Elle en fit tomber son pinceau. Une surprise brute anima ses pupilles. Un long silence s'ensuivit.

“Pourquoi ? finit-elle par lâcher platement.”

L'inconfort me gagnait, et je me replaçai sur ma chaise, avant de changer encore de position, mal à l'aise.

“— C'est euh... C'est Orion. Il m'a dit que tu m'aimais.

— Oh. D'accord.”

Elle baissa la tête et replongea dans ses pensées, ce qui, curieusement, m'agaça.
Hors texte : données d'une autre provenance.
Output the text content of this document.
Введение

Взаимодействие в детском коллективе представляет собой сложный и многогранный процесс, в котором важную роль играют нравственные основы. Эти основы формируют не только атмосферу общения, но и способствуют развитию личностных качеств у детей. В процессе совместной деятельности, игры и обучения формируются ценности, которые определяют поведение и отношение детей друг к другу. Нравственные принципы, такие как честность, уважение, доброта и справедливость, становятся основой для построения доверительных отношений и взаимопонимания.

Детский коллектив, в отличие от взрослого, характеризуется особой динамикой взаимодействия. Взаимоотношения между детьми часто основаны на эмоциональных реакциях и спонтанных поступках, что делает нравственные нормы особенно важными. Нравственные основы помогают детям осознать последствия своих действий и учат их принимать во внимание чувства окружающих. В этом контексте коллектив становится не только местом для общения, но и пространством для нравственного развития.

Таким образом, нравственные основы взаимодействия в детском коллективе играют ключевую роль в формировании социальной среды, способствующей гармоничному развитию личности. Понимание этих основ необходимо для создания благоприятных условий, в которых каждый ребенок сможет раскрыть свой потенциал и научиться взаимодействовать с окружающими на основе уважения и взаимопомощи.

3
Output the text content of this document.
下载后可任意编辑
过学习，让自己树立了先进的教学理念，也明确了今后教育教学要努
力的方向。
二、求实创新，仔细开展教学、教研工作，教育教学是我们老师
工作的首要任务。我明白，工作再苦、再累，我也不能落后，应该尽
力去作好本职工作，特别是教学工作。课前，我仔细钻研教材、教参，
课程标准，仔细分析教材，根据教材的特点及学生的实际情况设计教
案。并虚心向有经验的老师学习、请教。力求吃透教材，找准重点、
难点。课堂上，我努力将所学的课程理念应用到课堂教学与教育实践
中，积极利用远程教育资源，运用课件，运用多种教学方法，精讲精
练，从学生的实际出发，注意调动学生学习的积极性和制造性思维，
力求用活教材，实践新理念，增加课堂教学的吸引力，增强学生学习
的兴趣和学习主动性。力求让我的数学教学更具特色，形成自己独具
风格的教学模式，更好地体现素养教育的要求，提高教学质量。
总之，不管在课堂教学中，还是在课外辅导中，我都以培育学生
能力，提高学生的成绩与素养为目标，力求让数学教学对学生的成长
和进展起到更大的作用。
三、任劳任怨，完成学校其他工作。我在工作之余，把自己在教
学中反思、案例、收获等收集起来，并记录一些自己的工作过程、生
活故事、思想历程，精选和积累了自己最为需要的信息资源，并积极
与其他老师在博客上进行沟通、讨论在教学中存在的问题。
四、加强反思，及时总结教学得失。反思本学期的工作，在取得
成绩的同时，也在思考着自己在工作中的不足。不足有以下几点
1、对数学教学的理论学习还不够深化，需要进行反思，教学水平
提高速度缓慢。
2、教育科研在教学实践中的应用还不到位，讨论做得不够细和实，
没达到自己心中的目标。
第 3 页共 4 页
À force de retourner maintes et maintes fois cette possibilité dans mon esprit, j'en étais presque venue à y croire ; qu'elle ne prît même pas la peine de la confirmer, ou de la nier - auquel cas, soit dit en passant, je me serais faite à l'idée - m'insupporta. Je voyais dans son attitude une paresse, une mollesse dédaigneuse à mon égard. Étais-je donc si indigne de réponses ? N'en pouvant plus, je me levai, et laissai éclater ma colère :

“Neve, tonnais-je fermement.”

Elle sursauta, m'accorda son attention la plus complète, elle si peu habituée à me voir employer ce ton tranchant, glacial. Lorsque je prononçais son nom, habituellement, ce fut toujours pour y raccrocher des mots d'amour. Mais plus de place pour la tendresse, ne restait que la douleur de l'animal blessé.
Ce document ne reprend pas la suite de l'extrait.